The cable network TV Land first went on the air in spring of '96. My cable system initially only aired it in hour blocks once or twice a week, alternating with samples of other start-ups of the time like The Cartoon Network. I watched it for the reruns of Hill Street Blues, which turned out to be far less interesting than it seemed in its initial run, but mostly I watched for the commercials.

In its fledgling period, TV Land went on the air without sponsors. Instead, the commercial breaks during the shows were filled with what they called Retromercials, old advertisements from the sixties and (mostly) seventies.
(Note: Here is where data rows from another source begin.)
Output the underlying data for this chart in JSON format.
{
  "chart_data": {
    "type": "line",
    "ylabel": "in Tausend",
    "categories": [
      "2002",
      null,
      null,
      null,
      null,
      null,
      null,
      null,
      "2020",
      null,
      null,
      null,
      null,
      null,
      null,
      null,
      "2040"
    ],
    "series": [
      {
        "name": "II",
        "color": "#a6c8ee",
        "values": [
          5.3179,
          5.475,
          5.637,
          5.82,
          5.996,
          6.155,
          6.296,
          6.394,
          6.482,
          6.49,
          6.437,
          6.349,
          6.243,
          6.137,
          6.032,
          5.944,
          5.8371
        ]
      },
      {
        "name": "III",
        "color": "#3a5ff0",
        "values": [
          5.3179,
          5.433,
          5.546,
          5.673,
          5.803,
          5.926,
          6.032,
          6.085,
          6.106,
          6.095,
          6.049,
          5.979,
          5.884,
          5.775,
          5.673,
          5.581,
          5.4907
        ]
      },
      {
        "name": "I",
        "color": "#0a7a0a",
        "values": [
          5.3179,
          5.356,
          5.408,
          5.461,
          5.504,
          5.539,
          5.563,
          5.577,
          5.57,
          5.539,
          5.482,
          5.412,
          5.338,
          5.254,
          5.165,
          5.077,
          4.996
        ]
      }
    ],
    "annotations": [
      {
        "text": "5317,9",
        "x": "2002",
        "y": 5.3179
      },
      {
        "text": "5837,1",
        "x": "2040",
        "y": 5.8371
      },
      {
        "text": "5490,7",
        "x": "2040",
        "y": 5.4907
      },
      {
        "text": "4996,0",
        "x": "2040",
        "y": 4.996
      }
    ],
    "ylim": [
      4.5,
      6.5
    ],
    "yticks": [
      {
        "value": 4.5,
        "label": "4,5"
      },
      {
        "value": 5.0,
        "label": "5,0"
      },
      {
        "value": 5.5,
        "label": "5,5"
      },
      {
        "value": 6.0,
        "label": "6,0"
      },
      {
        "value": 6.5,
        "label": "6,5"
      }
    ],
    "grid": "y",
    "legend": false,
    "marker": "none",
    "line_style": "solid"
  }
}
In those pre-YouTube days, these things were not so easily available, and one of the frequently-played ads hit me where I lived.
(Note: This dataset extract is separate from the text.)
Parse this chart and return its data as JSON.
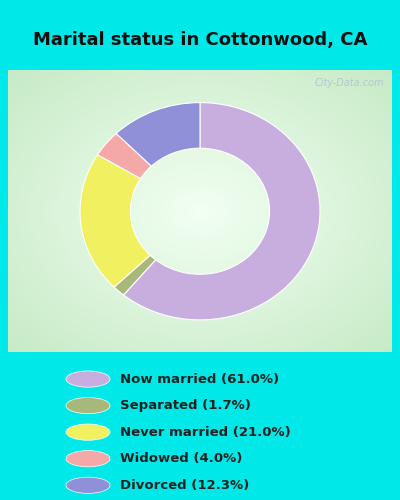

It's not that I had great memories of Ramblin' Root Beer; I never tried the stuff. In fact, I'm not even sure I remembered this ad specifically. But something about it--the faux-folksy jingle, the seventies signifiers like Annie and roller disco, the non-ironic cheerfulness of the whole thing--conjured a very specific time and place, memories of a time when TV viewing was happily shared by the entire family, cocooned happily in our little place in the world, with me in junior high, convinced somehow that this perfect time would last forever.

I was thirty when TV Land debuted, when I taped an episode of Hill Street Blues specifically to catch the Ramblin' Root Beer ad, to watch it over and over, desperately trying to remember the innocence it seemed to represent. It seemed like a transmission from another, better life.
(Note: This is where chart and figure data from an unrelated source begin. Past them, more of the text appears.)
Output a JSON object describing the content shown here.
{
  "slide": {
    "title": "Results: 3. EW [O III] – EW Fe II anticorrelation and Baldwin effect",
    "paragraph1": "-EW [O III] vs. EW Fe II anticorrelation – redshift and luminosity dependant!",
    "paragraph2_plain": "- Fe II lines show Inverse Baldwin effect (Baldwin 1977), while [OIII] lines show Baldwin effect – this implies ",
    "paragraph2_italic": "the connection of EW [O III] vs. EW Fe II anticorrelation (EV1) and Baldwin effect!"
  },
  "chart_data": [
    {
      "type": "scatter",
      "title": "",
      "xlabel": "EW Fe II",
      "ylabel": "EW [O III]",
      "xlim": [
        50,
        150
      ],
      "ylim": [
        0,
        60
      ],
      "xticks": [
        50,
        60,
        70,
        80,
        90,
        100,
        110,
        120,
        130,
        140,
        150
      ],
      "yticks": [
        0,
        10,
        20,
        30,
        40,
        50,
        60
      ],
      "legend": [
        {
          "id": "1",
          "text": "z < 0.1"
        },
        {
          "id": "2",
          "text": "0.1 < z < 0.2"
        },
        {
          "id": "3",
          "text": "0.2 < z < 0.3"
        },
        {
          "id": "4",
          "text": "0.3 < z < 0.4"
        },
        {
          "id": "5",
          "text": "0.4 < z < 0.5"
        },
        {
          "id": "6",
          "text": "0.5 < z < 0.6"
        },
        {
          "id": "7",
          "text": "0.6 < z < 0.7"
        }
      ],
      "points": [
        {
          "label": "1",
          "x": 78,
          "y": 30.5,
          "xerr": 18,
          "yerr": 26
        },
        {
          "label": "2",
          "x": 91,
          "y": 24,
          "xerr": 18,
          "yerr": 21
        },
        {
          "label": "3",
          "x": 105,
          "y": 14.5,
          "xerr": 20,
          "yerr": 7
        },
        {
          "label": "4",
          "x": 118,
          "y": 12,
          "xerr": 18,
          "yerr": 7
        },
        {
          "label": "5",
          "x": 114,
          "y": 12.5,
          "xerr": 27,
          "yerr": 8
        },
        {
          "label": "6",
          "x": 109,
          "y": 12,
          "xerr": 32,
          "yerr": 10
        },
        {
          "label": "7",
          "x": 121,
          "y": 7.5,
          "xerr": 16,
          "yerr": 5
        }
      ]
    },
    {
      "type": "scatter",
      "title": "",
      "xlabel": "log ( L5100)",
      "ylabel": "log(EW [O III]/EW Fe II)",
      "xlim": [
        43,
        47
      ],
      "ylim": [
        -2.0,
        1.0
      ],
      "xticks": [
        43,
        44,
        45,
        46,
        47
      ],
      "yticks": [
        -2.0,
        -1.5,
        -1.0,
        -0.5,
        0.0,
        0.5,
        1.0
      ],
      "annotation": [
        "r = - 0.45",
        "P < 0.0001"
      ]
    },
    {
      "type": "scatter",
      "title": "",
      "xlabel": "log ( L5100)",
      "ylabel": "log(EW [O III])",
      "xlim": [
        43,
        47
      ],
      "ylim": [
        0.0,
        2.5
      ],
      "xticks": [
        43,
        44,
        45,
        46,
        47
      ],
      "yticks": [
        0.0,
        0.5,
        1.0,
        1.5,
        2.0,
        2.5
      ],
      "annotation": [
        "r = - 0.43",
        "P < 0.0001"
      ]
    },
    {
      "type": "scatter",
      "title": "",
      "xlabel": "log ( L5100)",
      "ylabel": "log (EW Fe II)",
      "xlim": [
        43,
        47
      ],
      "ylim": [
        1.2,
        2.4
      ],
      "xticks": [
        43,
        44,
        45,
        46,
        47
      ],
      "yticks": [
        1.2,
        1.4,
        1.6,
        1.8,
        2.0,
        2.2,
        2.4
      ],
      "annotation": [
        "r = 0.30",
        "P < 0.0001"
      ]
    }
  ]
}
What did I know? 1996 itself seems like a million years ago. I wasn't married then, much less divorced, and both of my parents were alive. Chronologically, it was only thirteen years ago, but it seems like a whole other life, one I can remember in bits and pieces, but never as a whole.

And I'm not nostalgic for it, not really, or even for those halcyon days of early adolescence, or any other time. Oh, I still look back at those times fondly, but the past no longer has a grip on me, it doesn't--can't--mean what it once did. If I let memories embrace and define me, I could never function in the here and now. It's so much easier now--I watch this commercial and let it go, as I do with so much of my past, a brief reverie, then gone forever, a moment out of time.

Monday, May 04, 2009


Sitting through the trailer for a new Sandra Bullock romantic comedy when halfway through, something odd happens. Her typically cutesy-eccentric character is revealed as a dangerous neurotic, trailed by a literal manifestation of her assorted personal demons. People around her die for reasons she can't quite understand, torn to shreds by this creature whose existence she doesn't, or perhaps can't, acknowledge. But she'd better come to grips soon, for the ultimate target is Bullock herself, targeted for destruction by her own intense self-loathing.

I made all that up, of course. My imaginary movie might have been halfway interesting, and I think it's safe to say Bullock will never appear in a movie of any interest whatsoever. She's the queen of the prefab romcom, making even Kate Hudson's string of notoriously awful starring vehicles look like serious studies of the human heart by comparison.

Exhibit A:

Exhibit B:

I mean, seriously: Could these look any worse? Every plot development, every character arc can be safely predetermined, the movies as stultifyingly predictable as the music deployed in these trailers. (I'm guessing even Randy Bachman himself never wants to hear Takin' Care Of Business again in this lifetime.) Yeah, there's some level of comfort to be found in formula entertainment, but that's only if the formula is executed with a certain flair. But these are clearly cases of hackneyed premises unfolded with grim determination, unbearable agony for all but Bullock's staunchest fans, assuming she still has any.

Unfortunately, I've dated women with copies of both Miss Congeniality and Miss Congeniality 2, so I know all too well that this fan base exists. I just don't know why.